En Suisse, il y a eu une vingtaine de cas de recherches familiales, sans qu'aucun n'aboutisse. Les enquêteurs ne sont pas autorisés à aller au-delà des liens parent-enfant, ou frère et soeur. Et surtout, ils ne cherchent que dans la banque suisse de profils ADN.

Pour Vincent Castella, la grande différence avec les États-Unis, c'est que "dans la banque de profils ADN, le prélèvement a eu lieu dans un contexte judiciaire: la personne est informée que son ADN y est inséré et qu'il va éventuellement servir à résoudre des affaires criminelles ou délictueuses. Alors que dans les bases de données généalogiques, où l'ADN est envoyé de façon totalement volontaire, dans le but, peut-être, de mieux connaître son origine, les gens n'imaginent pas forcément que leur ADN va potentiellement servir à confondre un de leurs proches."

Une loi datant de 2003

En théorie, en Suisse, la police ne peut pas utiliser ces données. Mais la technologie génétique évolue bien plus vite que la loi, qui a du mal à anticiper ce qui pourrait être possible. Vincent Castella précise: "En Suisse, la loi sur les profils ADN date de 2003. À ce moment-là, on était loin d'imaginer tous les développements fabuleux qu'il a pu y avoir dans les développements ADN".

Des "cold cases" résolus

Depuis l'arrestation de Joseph James DeAngelo, les autorités imitent la technique pour résoudre leurs "cold cases", les affaires non résolues. Treize personnes ont été arrêtées en cinq mois, selon la société Parabon, qui travaille sur 200 échantillons ADN mystérieux.
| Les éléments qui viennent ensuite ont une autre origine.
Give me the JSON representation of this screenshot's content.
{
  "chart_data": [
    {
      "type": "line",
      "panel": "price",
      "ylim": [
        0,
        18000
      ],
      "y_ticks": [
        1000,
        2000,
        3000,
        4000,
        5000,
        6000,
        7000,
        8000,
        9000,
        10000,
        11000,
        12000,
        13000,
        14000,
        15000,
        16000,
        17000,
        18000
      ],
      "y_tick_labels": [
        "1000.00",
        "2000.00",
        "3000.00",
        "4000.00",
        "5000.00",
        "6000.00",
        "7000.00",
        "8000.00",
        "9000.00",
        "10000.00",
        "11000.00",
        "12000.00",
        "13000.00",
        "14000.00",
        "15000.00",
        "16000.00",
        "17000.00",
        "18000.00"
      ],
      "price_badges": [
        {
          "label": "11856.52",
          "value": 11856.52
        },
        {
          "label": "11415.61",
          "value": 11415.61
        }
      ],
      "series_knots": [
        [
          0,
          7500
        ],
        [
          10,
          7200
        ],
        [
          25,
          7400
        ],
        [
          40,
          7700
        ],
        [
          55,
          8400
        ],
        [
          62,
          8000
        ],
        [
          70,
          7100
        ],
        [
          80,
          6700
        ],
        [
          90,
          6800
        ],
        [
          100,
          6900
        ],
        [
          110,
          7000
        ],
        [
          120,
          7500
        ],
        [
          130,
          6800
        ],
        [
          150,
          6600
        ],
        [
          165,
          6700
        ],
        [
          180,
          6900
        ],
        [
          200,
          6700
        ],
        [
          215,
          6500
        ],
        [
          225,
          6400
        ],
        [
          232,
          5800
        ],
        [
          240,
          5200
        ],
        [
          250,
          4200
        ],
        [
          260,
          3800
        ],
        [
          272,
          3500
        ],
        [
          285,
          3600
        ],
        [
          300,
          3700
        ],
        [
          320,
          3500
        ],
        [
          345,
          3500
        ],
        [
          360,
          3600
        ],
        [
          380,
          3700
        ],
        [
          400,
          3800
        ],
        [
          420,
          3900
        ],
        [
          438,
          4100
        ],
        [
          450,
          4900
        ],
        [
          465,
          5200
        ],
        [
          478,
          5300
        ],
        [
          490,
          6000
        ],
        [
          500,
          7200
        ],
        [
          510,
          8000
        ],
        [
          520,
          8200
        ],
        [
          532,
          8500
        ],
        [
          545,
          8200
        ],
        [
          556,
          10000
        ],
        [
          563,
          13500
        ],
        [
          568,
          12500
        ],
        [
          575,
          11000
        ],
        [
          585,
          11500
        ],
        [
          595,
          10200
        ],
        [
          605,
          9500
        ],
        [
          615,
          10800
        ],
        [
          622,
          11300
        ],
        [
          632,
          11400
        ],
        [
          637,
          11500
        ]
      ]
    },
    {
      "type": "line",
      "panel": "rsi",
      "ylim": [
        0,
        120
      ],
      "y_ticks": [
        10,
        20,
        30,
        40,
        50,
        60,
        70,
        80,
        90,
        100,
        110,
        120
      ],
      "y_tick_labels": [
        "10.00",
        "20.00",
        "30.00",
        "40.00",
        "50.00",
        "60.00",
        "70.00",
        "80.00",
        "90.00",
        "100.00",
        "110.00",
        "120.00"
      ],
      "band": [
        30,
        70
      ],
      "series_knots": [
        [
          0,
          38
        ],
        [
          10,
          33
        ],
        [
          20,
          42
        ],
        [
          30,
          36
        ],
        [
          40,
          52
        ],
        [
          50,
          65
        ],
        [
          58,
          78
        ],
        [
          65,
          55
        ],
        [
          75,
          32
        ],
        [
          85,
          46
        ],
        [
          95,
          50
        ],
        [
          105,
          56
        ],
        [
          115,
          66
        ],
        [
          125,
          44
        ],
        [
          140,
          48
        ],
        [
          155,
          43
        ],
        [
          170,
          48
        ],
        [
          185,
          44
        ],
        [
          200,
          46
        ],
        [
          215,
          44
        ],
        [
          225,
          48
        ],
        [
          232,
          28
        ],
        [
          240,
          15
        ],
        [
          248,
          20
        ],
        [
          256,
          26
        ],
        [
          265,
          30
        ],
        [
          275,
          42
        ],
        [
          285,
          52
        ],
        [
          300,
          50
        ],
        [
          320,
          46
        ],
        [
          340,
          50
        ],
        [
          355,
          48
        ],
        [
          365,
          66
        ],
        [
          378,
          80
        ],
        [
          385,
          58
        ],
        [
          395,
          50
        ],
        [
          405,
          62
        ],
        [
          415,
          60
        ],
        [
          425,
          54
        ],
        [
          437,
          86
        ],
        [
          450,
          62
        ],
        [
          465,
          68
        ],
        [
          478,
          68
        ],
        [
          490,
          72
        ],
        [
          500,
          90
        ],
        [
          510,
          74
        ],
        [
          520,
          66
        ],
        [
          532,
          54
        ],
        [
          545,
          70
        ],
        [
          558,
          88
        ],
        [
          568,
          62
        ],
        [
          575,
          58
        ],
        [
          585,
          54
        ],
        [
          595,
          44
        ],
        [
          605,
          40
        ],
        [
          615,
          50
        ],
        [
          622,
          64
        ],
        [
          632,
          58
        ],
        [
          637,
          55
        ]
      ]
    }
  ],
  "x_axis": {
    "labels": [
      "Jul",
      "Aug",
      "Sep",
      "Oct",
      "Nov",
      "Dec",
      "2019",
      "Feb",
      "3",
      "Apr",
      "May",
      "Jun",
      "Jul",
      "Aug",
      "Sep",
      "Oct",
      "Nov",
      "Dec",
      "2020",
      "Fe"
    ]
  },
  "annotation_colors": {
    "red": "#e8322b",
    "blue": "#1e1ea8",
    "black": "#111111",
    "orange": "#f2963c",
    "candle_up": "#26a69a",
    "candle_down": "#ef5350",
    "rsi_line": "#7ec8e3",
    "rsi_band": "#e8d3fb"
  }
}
L'un des criminels identifié grâce à la généalogie génétique est celui qui fut nommé le "NorCal Rapist" – le violeur de la Californie du Nord, en français.

Roy Charles Waller, un expert en sécurité, a violé au moins dix femmes entre 1991 et 2006. Il a été arrêté à la mi-septembre à l'Université de Berkeley où il était employé.

Les enquêteurs l'ont rapidement identifié grâce à GEDMatch, un site web de généalogie publique. Dix jours plus tard, l'homme de 58 ans était derrière les barreaux. Il risque la prison à vie.